Brazil’s Public Debt Expected to Hit 7.4 Trillion Reais in 2024

Summary

  • Brazil’s public debt is projected to be between 7 and 7.4 trillion reais in 2024, as compared to 6.520 trillion reais in 2023.
  • The Treasury plans to extend the debt, particularly in fixed-rate securities, introducing 72-month National Treasury Notes (LTN) into the market.
  • Having launched its first sustainable sovereign bonds in 2023, the Treasury aims to have regular market presence with the development of a sovereign interest rate curve as its main objective.
  • The average maturity of Brazil’s debt is expected to stay between 3.8 and 4.2 years in 2024, as opposed to 4 years in 2023.
  • The amount of debt maturing in the next year is predicted to be between 17% to 21%, as compared to the 20.1% of last year.
  • There’s an expected increase in securities linked to the benchmark interest rate Selic, significantly distancing from the target of 23% set for 2035.

Additional Information

The projected public debt of Brazil for 2024 is estimated to be between 7 trillion reais and 7.4 trillion reais, an increase compared with the 6.520 trillion reais ($1.31 trillion) in 2023.

In its recent document, The Treasury outlines its strategy to proceed with the debt lengthening strategy, specifically targeting fixed-rate securities. This strategy now includes the introduction of 72-month National Treasury Notes (LTNs) in the offered securities.
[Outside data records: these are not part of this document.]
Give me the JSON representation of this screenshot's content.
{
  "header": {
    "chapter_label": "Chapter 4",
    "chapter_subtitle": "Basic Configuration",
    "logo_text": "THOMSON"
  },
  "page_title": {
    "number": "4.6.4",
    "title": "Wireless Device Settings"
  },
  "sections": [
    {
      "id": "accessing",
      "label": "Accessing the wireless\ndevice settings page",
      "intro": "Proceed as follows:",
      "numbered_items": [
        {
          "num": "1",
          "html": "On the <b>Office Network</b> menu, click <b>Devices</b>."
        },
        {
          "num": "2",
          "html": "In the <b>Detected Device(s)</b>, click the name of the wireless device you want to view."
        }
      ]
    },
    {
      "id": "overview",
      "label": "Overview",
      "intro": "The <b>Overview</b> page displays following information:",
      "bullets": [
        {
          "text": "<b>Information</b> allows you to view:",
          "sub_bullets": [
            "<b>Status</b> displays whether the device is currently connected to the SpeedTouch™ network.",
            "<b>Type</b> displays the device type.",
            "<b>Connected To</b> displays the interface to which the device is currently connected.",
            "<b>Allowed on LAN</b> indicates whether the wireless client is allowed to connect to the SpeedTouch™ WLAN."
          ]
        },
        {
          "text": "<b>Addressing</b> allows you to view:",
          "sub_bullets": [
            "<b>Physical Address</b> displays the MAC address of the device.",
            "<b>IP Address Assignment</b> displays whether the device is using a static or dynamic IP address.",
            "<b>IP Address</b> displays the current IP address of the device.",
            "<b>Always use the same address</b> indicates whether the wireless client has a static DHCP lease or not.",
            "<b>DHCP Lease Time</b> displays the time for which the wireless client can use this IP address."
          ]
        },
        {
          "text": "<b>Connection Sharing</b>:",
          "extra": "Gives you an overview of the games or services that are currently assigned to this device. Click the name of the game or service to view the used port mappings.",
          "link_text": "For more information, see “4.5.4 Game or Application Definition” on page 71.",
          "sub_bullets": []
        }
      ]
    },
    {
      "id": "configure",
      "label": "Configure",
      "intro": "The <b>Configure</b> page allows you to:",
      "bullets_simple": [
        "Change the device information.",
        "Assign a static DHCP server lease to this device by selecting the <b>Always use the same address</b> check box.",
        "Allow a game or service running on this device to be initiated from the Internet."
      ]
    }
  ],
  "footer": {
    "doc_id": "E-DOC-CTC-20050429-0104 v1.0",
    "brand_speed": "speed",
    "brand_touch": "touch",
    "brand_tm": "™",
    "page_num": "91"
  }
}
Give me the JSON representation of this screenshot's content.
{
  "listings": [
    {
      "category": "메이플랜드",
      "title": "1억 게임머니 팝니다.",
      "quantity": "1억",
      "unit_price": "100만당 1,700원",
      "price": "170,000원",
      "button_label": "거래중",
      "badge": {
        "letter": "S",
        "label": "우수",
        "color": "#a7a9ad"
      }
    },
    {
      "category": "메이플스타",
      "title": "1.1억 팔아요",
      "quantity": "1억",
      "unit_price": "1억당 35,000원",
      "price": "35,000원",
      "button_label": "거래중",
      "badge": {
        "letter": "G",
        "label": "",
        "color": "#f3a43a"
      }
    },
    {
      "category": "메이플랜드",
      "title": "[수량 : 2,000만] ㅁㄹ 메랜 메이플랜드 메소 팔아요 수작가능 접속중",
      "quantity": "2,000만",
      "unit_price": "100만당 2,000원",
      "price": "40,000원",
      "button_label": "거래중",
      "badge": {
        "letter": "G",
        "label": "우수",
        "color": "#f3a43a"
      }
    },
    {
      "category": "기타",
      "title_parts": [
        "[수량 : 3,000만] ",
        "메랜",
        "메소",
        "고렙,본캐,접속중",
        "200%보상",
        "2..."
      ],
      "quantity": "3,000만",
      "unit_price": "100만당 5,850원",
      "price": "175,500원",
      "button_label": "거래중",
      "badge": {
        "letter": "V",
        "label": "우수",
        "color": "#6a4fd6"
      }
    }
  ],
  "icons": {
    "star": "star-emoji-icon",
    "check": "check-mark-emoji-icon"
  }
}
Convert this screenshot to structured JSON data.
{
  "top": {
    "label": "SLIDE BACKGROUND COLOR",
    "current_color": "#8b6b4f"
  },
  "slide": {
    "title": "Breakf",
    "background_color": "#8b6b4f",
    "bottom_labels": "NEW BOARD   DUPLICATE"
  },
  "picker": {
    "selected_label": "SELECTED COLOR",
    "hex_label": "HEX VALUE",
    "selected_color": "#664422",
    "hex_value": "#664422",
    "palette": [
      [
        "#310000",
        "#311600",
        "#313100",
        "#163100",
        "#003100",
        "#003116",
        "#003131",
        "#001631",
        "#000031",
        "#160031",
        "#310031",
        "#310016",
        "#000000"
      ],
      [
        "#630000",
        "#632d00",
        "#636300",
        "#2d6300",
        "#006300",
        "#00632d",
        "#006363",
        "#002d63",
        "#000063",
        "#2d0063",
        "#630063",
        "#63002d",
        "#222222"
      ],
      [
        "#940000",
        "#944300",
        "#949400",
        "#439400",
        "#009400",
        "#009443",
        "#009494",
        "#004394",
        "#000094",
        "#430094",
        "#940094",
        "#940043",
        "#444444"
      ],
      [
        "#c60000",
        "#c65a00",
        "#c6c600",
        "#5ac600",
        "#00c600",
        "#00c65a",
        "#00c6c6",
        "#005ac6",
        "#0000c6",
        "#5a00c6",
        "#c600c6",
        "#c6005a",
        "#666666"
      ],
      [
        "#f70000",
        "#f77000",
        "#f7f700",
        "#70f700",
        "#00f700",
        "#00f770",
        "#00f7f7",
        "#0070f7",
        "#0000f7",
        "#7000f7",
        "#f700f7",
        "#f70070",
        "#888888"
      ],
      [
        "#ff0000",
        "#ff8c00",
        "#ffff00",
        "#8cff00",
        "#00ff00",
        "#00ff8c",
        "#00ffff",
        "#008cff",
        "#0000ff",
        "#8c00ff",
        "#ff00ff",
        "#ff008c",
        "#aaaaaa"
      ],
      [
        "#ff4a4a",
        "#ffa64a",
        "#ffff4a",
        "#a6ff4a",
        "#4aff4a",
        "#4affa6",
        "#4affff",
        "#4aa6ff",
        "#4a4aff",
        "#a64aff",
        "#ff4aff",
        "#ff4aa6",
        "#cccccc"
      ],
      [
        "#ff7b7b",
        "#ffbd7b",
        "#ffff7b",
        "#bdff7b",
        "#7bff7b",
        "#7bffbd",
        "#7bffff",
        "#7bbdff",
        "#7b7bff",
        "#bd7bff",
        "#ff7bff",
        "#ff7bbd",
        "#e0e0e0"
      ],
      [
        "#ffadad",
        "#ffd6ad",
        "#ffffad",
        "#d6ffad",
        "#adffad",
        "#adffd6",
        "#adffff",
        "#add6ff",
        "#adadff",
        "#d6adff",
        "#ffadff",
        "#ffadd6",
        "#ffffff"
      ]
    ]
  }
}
After initiating the issuance of sustainable sovereign bonds in 2023, the Treasury is planning to maintain a continuous presence in this segment. The primary goal is the development of the sovereign interest rate curve, setting a benchmark for the Treasury and the Brazilian corporate sector.

Anticipated Changes in 2024

From the outlined plan, the typical maturity of Brazil’s debt profile is projected to vary from 3.8 to 4.2 years in 2024, contrasting with 4 years in 2023.

Furthermore, the percentage of debt due for maturing in the subsequent 12 months is expected to be in the 17% to 21% bracket, a slight variation from the 20.1% observed in the previous year.

The Treasury has also conceded that the percentage of securities linked to the benchmark interest rate Selic may rise this year to 40%-44% of the total, an increase from last year’s 39.7%. This is a departure from the aimed target of 23% set for 2035.

Short-Term Increase Strategy

The Treasury asserts that in the short term, the strategy to increase these securities is because they have longer maturities on average compared to fixed-rate securities. These securities play a crucial role in managing the risk of refinancing Brazil’s debt.

However, the success of this financing strategy focusing more on issuing fixed-rate and long-term inflation-indexed securities is hinged on “macro-fiscal conditions that allow an economic growth and debt sustainability agenda.”

($1 = 4.9590 reais)

The changing dynamics of Brazil’s public debt and their impact on benchmark interest rates could potentially influence Forex trading, especially for assets related to the Brazilian real.